Alors que plusieurs syndicats viennent de signer le plan de suppression d’emplois à l’ordre du jour depuis plusieurs mois, à l’usine de Saint Cyr, la mobilisation des ouvriers aura permis de contrer le patron et d’obtenir des embauches.

Amazon - Saran (Loiret)

Un turnover qui en dit long

Brève
20/04/2021

« Amazon c'est la meilleure boîte dans laquelle j'ai travaillé, j'en suis fier » déclarait le directeur du site d'Amazon à Saran dans le Loiret, annonçant sa volonté de recruter 560 agents et préparateurs de commande. Ce n’est visiblement pas l’avis des centaines de travailleurs qui ont quitté l’usine, usés par l’exploitation après seulement deux ou trois ans de travail.

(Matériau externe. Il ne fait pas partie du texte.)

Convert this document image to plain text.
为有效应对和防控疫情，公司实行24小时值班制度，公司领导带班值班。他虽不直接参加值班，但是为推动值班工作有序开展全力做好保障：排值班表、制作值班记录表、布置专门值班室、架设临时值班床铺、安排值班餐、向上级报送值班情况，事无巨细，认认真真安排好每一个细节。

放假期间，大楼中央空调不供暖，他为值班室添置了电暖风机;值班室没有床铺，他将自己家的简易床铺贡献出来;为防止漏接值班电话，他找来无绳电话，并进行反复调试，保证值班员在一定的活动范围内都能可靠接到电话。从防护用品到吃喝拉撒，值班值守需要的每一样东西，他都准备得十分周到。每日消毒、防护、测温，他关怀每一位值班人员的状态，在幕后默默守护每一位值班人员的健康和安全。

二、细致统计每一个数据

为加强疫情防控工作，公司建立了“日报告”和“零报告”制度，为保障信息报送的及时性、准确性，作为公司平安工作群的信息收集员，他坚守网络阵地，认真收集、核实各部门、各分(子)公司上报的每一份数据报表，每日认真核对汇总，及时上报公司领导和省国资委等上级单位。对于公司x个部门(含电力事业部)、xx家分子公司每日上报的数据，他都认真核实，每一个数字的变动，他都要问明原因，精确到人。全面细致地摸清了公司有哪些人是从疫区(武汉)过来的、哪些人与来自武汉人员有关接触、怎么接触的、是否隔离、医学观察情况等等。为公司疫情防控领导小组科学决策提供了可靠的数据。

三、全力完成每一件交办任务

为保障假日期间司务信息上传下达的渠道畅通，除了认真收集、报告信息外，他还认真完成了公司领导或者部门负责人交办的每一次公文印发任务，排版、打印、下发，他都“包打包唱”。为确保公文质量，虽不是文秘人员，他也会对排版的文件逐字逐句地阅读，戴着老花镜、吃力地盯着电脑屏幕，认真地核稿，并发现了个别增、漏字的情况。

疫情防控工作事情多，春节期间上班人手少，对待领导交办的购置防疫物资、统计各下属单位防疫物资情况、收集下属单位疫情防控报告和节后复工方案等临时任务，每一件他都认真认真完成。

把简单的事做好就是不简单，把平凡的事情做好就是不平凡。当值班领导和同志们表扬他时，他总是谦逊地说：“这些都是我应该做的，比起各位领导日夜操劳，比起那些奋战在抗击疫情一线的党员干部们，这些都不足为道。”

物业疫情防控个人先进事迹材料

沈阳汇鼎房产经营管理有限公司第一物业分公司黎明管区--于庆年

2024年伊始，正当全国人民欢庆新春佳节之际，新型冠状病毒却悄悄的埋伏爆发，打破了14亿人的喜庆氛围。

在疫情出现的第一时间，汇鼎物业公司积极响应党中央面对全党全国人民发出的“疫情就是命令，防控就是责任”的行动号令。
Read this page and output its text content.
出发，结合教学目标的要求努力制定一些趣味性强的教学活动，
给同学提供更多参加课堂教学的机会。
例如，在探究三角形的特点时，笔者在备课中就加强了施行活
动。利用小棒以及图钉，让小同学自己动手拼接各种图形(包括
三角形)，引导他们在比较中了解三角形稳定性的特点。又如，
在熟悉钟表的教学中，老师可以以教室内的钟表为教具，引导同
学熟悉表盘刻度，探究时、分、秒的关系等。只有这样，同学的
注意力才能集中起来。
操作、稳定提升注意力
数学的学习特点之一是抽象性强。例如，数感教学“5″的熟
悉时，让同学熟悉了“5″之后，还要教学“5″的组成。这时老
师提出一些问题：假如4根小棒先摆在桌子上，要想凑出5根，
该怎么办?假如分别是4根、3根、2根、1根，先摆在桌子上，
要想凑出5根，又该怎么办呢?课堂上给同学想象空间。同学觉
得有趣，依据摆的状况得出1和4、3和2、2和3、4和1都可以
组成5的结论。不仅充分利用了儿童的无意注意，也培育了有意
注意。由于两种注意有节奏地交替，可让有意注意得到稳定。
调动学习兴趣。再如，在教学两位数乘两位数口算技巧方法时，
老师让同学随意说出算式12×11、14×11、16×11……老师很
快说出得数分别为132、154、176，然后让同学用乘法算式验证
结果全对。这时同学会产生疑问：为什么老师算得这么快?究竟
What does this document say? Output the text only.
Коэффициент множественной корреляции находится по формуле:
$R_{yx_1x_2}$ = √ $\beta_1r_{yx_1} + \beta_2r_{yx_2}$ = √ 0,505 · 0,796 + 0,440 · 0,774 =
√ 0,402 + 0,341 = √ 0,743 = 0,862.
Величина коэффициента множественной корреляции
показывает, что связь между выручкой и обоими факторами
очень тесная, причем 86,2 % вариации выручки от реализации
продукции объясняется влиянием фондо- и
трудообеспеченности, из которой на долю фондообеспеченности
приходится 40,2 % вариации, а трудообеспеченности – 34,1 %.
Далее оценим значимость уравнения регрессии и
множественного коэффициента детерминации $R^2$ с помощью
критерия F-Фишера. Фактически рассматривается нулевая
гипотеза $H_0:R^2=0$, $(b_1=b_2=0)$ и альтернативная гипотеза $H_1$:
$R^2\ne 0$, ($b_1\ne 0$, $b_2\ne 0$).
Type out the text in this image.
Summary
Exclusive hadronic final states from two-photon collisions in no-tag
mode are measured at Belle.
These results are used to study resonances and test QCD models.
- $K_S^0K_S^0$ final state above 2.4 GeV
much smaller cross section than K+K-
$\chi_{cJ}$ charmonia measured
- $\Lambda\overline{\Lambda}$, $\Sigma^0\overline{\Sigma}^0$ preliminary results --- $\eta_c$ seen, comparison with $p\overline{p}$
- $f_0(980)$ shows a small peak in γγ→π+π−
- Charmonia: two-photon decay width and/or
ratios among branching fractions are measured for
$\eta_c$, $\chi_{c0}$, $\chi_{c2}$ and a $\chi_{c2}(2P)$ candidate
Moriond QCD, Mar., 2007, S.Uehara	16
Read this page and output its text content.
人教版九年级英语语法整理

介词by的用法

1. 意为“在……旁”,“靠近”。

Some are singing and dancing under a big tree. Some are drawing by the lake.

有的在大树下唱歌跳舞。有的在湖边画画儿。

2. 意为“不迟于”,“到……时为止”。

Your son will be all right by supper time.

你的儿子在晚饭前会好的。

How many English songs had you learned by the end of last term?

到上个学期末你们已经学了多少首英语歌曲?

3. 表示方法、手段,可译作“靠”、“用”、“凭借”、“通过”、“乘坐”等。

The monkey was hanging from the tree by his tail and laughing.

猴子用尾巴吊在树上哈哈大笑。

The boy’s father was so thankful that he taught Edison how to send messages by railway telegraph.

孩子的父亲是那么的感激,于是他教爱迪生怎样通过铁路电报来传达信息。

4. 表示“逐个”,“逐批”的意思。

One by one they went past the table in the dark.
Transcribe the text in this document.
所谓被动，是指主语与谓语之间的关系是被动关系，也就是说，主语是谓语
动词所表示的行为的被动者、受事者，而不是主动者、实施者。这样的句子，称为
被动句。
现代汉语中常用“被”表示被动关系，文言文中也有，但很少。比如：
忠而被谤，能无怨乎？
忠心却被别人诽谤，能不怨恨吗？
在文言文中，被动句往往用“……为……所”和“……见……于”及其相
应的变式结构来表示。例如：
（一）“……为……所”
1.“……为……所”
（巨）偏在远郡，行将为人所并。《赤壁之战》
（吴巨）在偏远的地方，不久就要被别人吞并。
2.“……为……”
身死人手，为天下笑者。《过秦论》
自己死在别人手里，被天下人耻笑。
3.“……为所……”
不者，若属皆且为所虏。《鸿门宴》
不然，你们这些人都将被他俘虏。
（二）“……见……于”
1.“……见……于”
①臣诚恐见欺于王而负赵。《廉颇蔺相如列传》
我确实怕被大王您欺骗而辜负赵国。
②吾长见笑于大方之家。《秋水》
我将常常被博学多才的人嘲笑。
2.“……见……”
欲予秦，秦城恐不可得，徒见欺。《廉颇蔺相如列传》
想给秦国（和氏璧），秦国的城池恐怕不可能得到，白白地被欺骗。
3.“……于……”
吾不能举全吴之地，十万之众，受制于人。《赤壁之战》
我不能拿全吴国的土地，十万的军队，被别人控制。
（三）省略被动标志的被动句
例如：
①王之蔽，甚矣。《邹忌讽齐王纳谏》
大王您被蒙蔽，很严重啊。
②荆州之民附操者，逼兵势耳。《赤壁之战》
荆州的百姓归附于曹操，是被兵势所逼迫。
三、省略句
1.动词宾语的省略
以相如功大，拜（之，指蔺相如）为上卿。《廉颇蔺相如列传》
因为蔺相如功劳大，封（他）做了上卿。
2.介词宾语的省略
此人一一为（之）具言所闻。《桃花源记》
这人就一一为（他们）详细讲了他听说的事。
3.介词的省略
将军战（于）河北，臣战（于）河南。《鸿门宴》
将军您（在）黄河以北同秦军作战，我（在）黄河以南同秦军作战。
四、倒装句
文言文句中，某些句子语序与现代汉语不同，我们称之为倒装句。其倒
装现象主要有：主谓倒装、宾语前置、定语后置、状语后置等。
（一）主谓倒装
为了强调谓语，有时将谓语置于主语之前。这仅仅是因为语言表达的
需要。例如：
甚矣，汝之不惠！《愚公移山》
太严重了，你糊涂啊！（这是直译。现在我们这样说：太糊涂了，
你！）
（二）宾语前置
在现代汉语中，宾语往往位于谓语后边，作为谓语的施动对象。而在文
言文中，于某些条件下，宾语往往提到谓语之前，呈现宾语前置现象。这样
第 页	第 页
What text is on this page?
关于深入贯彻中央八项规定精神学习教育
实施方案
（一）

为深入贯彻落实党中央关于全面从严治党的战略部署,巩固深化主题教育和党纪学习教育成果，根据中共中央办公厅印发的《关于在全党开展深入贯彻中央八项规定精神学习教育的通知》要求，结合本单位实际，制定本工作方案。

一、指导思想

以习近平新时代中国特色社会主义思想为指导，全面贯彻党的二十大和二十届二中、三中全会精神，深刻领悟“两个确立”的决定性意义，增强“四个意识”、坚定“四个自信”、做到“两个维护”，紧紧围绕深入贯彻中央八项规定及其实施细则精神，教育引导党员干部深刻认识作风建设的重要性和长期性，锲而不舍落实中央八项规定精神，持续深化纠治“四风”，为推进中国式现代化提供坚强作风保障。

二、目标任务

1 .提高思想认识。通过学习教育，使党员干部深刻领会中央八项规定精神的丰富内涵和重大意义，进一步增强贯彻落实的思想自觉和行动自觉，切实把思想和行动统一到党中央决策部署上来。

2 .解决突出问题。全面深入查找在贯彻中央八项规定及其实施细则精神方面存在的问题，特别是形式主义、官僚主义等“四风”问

Ces recrutements ne font que compenser leurs départs, il n’y a pas vraiment pas de quoi se vanter.

Chambray-lès-Tours (37)

Un exemple des largesses de l’État pour le secteur pharmaceutique

Brève
10/04/2021

Le façonnier Delpharm prévoit la fabrication « innovante » de seringues pré-remplies du vaccin anti-Covid de Pfizer/BioNTech, à partir de 2022 dans son usine de Chambray-lès-Tours. Pour cette nouvelle production, l’État va lui verser une aide de 20 millions d’euros dans le cadre du « plan de relance ».

L’État n’est pas avare quand il s’agit de transférer les deniers publics vers les comptes du patronat sous prétexte d’aide à la relance industrielle.

Pourtant, Delpharm n’est pas une petite entreprise, c’est un groupe multinational au chiffre d’affaire de 800 millions d’euros en 2020.

Possédant 17 sites de production en France et à l’étranger, le groupe créé en 1988 avec le rachat de l’entreprise Delmas en Indre-et-Loire, s’est développé par le rachat d’entreprises déjà existantes telle que celle de Pfizer à Evreux en 2002 ou

celle de Novartis en 2011 à Huningue (68). En 2019, les rachats se sont accélérés avec cinq nouvelles usines du groupe Famar, dont celle d’Orléans et celle de Saint Rémy-sur-Avre près de Dreux.

Produisant dorénavant avec 4700 salariés, sans compter les nombreux intérimaires, le groupe est donc arrosé par le gouvernement de 20 millions par ici, 10 millions par là (à Saint Rémy), comme si les bénéfices en vue avec l’actuelle crise sanitaire devaient être boostés par l’argent public.

Pas étonnant que le secteur pharmaceutique produise rapidement de nouvelles fortunes au patronat !

Eure-et-Loir

AESH en colère

Brève
10/04/2021

Jeudi 8 avril des AESH (accompagnants d’élèves en situation de handicap) se sont rassemblés devant l’inspection académique à Chartres. Ils se sont mobilisés pour dénoncer leurs conditions de travail. Ils sont 600 en Eure-et-Loir, en général employés à temps partiel à 60 %, et touchent 775 euros par mois. C’est un revenu inférieur au seuil de pauvreté. Ils sont contractuels, c’est à dire que chaque année on peut se débarrasser d’eux alors que les enfants en situation de handicap sont toujours eux bien présents.

Ces conditions de travail sont en contradiction avec les déclarations du gouvernement sur l’importance de l’intégration des enfants en situation de handicap dans les écoles. Cette intégration se fait donc au mépris de ces travailleurs précaires et du coup des enfants et de leur famille. Les AESH ont bien raison de revendiquer des hausses de salaires et la possibilité de travailler à temps plein.